For Lai, the industry has the potential to pull towards a common goal, best achieved with a nimble and adaptable approach.
“The needs of bank customers – including corporate ones – will be diverse. They will be looking for efficientcross-border payments, efficient acquiring, good FX rates, reconciliation, cash management and treasury. Ideally, they don’t want to go to hundreds of providers that make it complex, but one that can deliver them all – not necessarily alone, but by orchestrating services efficiently,” he says. “The technical side of that can’t be understated: APIs should be easy to integrate into. So, the discussion won’t be with the CFO, but with the product engineers. As a bank, we’ll have to morph ourselves, that’s what our customers will be looking for.”
Shoshani agrees that the need for change comes from market drivers, and from a bank’s clients: “They are demanding immediate solutions, and there are a lot of competitors in the market coming up with them – fintechs, Visa B2B and other cross-border providers. Banks need to adopt these types of solutions, otherwise they will be left behind.”
Just as consumers can choose which service to take from a bank and which from a fintech, Bottomline offers banks a choice of wraparound services to support their payment systems.

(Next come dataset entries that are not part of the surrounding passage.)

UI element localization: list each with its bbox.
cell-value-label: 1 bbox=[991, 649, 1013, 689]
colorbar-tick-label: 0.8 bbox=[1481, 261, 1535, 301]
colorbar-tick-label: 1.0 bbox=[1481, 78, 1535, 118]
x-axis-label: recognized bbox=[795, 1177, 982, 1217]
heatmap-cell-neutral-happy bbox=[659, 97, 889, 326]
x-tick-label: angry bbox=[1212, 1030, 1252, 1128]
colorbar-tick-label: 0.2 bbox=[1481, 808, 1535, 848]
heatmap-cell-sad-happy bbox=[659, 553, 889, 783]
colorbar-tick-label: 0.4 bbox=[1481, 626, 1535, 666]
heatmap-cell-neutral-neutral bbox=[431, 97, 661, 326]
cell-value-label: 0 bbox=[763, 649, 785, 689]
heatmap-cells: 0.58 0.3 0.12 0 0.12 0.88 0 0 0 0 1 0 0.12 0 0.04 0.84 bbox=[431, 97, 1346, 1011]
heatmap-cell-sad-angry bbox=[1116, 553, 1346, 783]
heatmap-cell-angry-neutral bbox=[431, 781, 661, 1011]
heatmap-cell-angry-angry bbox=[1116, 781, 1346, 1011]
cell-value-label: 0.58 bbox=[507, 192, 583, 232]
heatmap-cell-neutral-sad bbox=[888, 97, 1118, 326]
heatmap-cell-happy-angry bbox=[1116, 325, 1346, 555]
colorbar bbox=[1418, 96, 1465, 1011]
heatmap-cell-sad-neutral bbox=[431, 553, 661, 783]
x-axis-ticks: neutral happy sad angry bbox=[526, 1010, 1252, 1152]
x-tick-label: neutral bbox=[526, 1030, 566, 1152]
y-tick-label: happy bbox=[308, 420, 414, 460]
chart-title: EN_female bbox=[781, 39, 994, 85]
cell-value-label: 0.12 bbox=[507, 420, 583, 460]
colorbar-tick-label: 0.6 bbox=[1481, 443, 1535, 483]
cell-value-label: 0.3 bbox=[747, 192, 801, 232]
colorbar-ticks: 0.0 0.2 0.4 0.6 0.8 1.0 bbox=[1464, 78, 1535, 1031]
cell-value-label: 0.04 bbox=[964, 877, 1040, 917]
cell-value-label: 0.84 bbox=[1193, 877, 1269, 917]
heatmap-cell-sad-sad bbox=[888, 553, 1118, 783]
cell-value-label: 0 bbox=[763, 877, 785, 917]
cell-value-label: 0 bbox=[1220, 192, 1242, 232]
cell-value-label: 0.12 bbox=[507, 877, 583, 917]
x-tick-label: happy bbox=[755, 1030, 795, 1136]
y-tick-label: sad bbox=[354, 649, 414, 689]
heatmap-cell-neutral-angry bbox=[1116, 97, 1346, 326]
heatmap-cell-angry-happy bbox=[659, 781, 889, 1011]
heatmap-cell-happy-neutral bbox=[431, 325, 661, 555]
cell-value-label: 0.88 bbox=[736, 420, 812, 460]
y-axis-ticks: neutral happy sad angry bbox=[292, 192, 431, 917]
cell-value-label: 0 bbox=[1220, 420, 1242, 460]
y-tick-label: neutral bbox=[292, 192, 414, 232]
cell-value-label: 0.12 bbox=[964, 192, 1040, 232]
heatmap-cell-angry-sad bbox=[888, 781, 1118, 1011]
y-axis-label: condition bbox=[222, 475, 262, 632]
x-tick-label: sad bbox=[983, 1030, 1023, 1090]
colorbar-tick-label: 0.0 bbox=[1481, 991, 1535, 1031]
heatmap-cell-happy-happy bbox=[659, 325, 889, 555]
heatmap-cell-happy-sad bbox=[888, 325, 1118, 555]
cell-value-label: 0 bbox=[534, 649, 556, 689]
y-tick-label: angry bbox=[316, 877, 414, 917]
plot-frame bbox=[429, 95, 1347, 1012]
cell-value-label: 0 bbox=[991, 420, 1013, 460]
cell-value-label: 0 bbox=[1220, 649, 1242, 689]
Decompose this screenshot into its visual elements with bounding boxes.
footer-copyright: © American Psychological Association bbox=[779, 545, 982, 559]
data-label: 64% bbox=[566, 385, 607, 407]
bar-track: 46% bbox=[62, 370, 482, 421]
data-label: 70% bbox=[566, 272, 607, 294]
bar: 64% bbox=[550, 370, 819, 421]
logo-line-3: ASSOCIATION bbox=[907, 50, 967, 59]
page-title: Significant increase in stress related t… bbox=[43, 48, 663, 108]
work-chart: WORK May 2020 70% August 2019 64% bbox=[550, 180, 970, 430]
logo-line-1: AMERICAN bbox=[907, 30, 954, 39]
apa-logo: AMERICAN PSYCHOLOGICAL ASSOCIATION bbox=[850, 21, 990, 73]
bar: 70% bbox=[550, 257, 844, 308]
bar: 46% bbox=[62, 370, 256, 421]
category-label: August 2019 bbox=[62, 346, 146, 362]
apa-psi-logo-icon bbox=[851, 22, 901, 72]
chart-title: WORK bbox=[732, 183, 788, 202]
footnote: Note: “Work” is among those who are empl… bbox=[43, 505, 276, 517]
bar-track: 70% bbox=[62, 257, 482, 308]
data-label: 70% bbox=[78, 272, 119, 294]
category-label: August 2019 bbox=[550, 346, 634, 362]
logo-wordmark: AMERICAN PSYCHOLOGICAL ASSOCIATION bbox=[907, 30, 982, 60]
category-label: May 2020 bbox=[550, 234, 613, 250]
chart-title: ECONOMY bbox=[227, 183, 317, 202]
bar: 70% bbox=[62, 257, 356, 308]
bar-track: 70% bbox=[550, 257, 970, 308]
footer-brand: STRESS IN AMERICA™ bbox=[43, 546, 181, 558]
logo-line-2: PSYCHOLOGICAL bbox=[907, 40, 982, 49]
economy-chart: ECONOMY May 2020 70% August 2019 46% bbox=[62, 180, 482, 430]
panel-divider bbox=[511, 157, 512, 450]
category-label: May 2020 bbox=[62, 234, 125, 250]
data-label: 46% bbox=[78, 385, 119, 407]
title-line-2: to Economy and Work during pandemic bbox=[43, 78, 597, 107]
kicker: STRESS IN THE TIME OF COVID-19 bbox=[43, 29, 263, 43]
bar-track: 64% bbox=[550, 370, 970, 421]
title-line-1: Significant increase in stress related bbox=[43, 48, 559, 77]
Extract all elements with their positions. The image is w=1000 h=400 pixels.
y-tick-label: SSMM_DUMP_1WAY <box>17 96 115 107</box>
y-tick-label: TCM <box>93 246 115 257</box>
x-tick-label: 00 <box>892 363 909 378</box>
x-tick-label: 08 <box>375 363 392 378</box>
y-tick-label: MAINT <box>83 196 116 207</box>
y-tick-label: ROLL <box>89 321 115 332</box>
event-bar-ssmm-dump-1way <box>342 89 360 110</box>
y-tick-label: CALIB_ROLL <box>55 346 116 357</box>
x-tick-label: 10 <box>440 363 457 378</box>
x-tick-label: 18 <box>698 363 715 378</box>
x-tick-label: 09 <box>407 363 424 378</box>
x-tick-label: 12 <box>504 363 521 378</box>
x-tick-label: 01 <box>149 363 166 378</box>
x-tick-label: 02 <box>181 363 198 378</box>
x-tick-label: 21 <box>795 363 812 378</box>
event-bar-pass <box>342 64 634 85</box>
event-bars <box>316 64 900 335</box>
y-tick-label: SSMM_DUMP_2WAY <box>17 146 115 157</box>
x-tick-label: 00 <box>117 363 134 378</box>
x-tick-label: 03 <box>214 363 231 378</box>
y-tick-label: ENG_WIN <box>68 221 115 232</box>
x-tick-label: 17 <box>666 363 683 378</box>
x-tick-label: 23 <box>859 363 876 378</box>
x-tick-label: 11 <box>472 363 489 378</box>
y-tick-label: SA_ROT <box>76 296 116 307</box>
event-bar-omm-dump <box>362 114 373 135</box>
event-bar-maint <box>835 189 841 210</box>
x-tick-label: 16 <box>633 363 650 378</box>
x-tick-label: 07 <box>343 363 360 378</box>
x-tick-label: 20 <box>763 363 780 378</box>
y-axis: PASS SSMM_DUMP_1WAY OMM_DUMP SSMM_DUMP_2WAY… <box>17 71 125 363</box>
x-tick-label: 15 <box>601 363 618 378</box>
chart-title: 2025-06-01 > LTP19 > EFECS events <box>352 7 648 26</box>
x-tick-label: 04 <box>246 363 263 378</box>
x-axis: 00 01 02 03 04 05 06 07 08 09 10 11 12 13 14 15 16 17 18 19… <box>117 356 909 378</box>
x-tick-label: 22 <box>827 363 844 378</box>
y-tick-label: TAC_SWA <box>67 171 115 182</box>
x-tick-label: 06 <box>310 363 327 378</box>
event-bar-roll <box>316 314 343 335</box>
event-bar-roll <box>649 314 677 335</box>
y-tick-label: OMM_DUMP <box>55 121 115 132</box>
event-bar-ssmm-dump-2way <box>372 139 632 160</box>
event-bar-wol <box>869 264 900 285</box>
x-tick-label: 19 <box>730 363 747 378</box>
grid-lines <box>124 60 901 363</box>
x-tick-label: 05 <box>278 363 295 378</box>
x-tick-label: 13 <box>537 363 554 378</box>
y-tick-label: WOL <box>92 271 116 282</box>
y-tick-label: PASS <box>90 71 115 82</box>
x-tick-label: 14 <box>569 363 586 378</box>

“Customers’ needs are going to be diverse. They do not want to go to hundreds of providers that make it complex “
“If they don’t want to use our anti-money laundering (AML) or sanctions screening, that’s fine, but it’s available to just turn on,” he says. ”We aren’t competing with the banks, but supporting and complimenting them to enable them to provide a better service to their clients.”
Once in a while, something really big comes along that demonstrates the wisdom of adopting such an approach. The ongoing global transition to enriched financial messaging standard ISO 20022 is one such. It’s already been implemented by in-country clearing, real-time gross settlement (RTGS) and low-value, real-time payment systems across APAC, in all the large economies as well as the Philippines, Vietnam, Malaysia and Thailand.
Globally, institutions running on SWIFT must all have transitioned to ISO 20022’s XML-based messaging format by 2025. Importantly for APAC operators, the new format allows for character sets 10 times larger than legacy MT messages – useful for non-Latin languages – so the network can carry much more information per payment.
“At some stage, without the right message types, you will not be able to communicate,” says Shoshani. “This is where we come in, doing the conversion
and enrichment, as a service.
“For customers that need to enrich the data, you have to change the channels and train/educate users. Banks have to change payment and other supporting systems for channel, statement and compliance, to handle the extra information. Some local clearing systems may not be processing many cross-border payments and are not in a hurry to adopt ISO 20022, which adds complexities; how do you handle this until they do?” he says.
Had a solution like Bottomline’s Universal Aggregator been available when DBS started building its payments capability nearly a decade ago, the bank might well have gone down that route, he reveals.
“We looked for providers offering that single point of connection,” he says. He thinks fintechs like Bottomline have ‘done a remarkable job’ so far in connecting the pieces, and that’s to the banks’ advantage:
“Given banks have direct access to clearing systems and FX markets, and are gurus on compliance and risk, they should be able to put this together to deliver great payment rails on the banking network.”